Le « passage du milieu » d'après le récit autobiographique

d'Olaudah Equiano

 

On travaillera à partir de :

  • Le « passage du milieu » d'après le récit autobiographique d'Olaudah Equiano

  • Un convoi de captifs en Afrique au XVIIIe siècle

  • Marchands d'esclaves de Gorée au XVIIIe siècle

  • La maquette d'un navire négrier du XVIIIe siècle

1 - Lire l'extrait du Prince esclave.

    Situer l'extrait dans le récit : le jeune Olaudah qui a été kidnappé est contraint de monter à bord d'un navire négrier.

    Lire le texte.

    Faire identifier le texte en insistant sur son caractère exceptionnel : autobiographie (le récit est écrit à la première personne du singulier) rédigée, à la fin du 18e siècle par un ancien esclave.

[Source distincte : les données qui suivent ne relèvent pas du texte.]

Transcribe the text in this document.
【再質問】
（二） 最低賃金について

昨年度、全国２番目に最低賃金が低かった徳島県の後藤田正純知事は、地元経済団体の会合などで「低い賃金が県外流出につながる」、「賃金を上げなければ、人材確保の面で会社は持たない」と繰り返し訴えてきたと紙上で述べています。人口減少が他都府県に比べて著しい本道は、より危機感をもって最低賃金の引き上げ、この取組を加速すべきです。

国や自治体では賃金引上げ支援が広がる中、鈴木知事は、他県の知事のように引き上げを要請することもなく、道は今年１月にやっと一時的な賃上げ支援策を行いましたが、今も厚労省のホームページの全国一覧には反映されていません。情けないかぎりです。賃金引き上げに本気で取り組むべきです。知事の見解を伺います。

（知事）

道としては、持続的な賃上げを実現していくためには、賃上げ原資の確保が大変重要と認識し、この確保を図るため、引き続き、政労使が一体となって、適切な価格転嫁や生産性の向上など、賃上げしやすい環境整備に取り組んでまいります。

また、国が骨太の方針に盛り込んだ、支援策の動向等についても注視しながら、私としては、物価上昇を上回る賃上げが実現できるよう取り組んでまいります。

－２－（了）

Demander aux élèves, individuellement ou en petits groupes, de répondre aux questions suivantes :

Que nous apprend ce témoignage sur :

  • les peurs d'Olaudah ?

  • ses réactions ?

  • la façon dont il perçoit les marins blancs ?

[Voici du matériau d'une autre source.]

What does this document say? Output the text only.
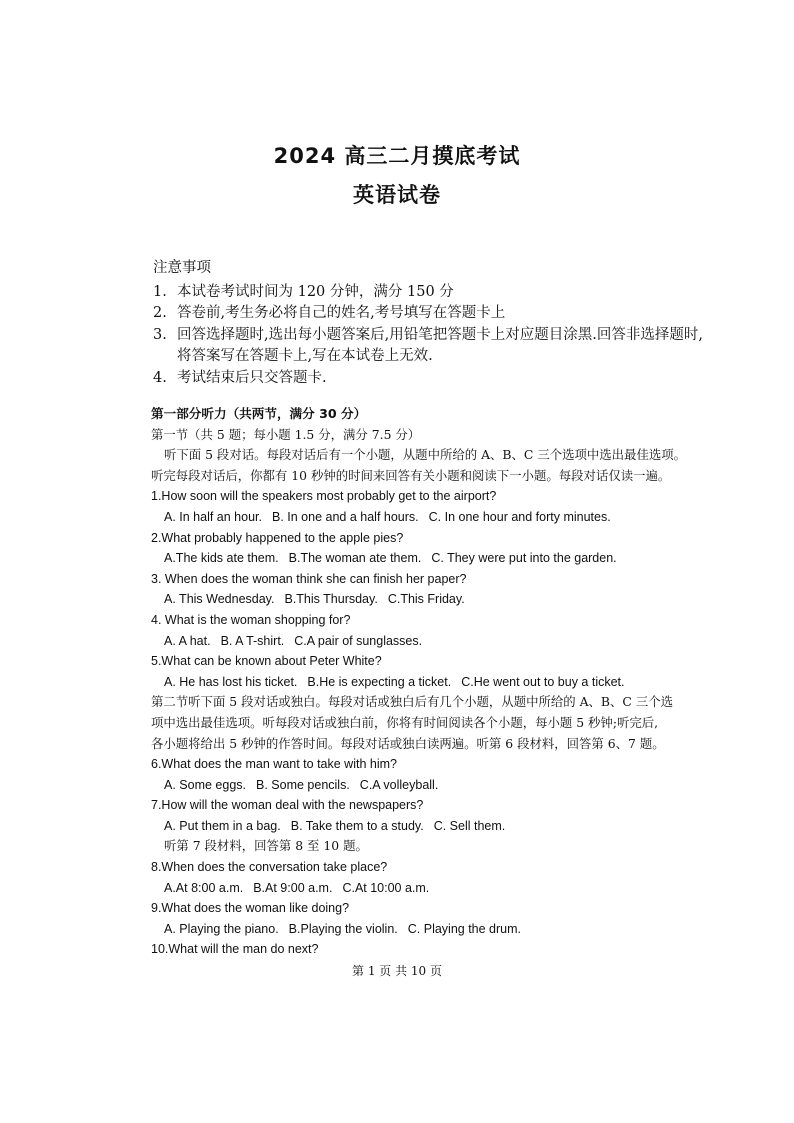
2024 高三二月摸底考试
英语试卷
注意事项
1. 本试卷考试时间为 120 分钟，满分 150 分
2. 答卷前,考生务必将自己的姓名,考号填写在答题卡上
3. 回答选择题时,选出每小题答案后,用铅笔把答题卡上对应题目涂黑.回答非选择题时,将答案写在答题卡上,写在本试卷上无效.
4. 考试结束后只交答题卡.
第一部分听力（共两节，满分 30 分）
第一节（共 5 题；每小题 1.5 分，满分 7.5 分）
听下面 5 段对话。每段对话后有一个小题，从题中所给的 A、B、C 三个选项中选出最佳选项。
听完每段对话后，你都有 10 秒钟的时间来回答有关小题和阅读下一小题。每段对话仅读一遍。
1.How soon will the speakers most probably get to the airport?
A. In half an hour. B. In one and a half hours. C. In one hour and forty minutes.
2.What probably happened to the apple pies?
A.The kids ate them. B.The woman ate them. C. They were put into the garden.
3. When does the woman think she can finish her paper?
A. This Wednesday. B.This Thursday. C.This Friday.
4. What is the woman shopping for?
A. A hat. B. A T-shirt. C.A pair of sunglasses.
5.What can be known about Peter White?
A. He has lost his ticket. B.He is expecting a ticket. C.He went out to buy a ticket.
第二节听下面 5 段对话或独白。每段对话或独白后有几个小题，从题中所给的 A、B、C 三个选
项中选出最佳选项。听每段对话或独白前，你将有时间阅读各个小题，每小题 5 秒钟;听完后,
各小题将给出 5 秒钟的作答时间。每段对话或独白读两遍。听第 6 段材料，回答第 6、7 题。
6.What does the man want to take with him?
A. Some eggs. B. Some pencils. C.A volleyball.
7.How will the woman deal with the newspapers?
A. Put them in a bag. B. Take them to a study. C. Sell them.
听第 7 段材料，回答第 8 至 10 题。
8.When does the conversation take place?
A.At 8:00 a.m. B.At 9:00 a.m. C.At 10:00 a.m.
9.What does the woman like doing?
A. Playing the piano. B.Playing the violin. C. Playing the drum.
10.What will the man do next?
第 1 页 共 10 页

  • les conditions de vie à bord d'un navire négrier ?

    Mettre en commun et valider les réponses des élèves pour élaborer une trace écrite commune.

2 - Décrire des images et les mettre en relation avec le récit d'Olaudah Equiano

Identifier chaque document :

  • nature (deux gravures et une maquette)

  • date (fin 18e siècle)

  • auteur (ils sont blancs et de culture européenne)

    Décrire chaque image (cf. « présentation du document »)

    Chercher dans un atlas où se situe l'île de Gorée.

    Chercher dans un dictionnaire qui était Mirabeau.

    Mettre en relation les trois images avec le témoignage d'Olaudah Equiano pour décrire les différentes étapes de la déportation d'un captif africain vers les colonies européennes d'Amérique :

  • « C'est ainsi que j'ai voyagé après mon enlèvement pendant six à sept mois ... pour arriver finalement jusqu'à l'océan. » (NB dans les pages qui précédent cet extrait, Olaudah a raconté son enlèvement et le périple qui l'a mené, bien malgré lui, jusqu'au navire négrier).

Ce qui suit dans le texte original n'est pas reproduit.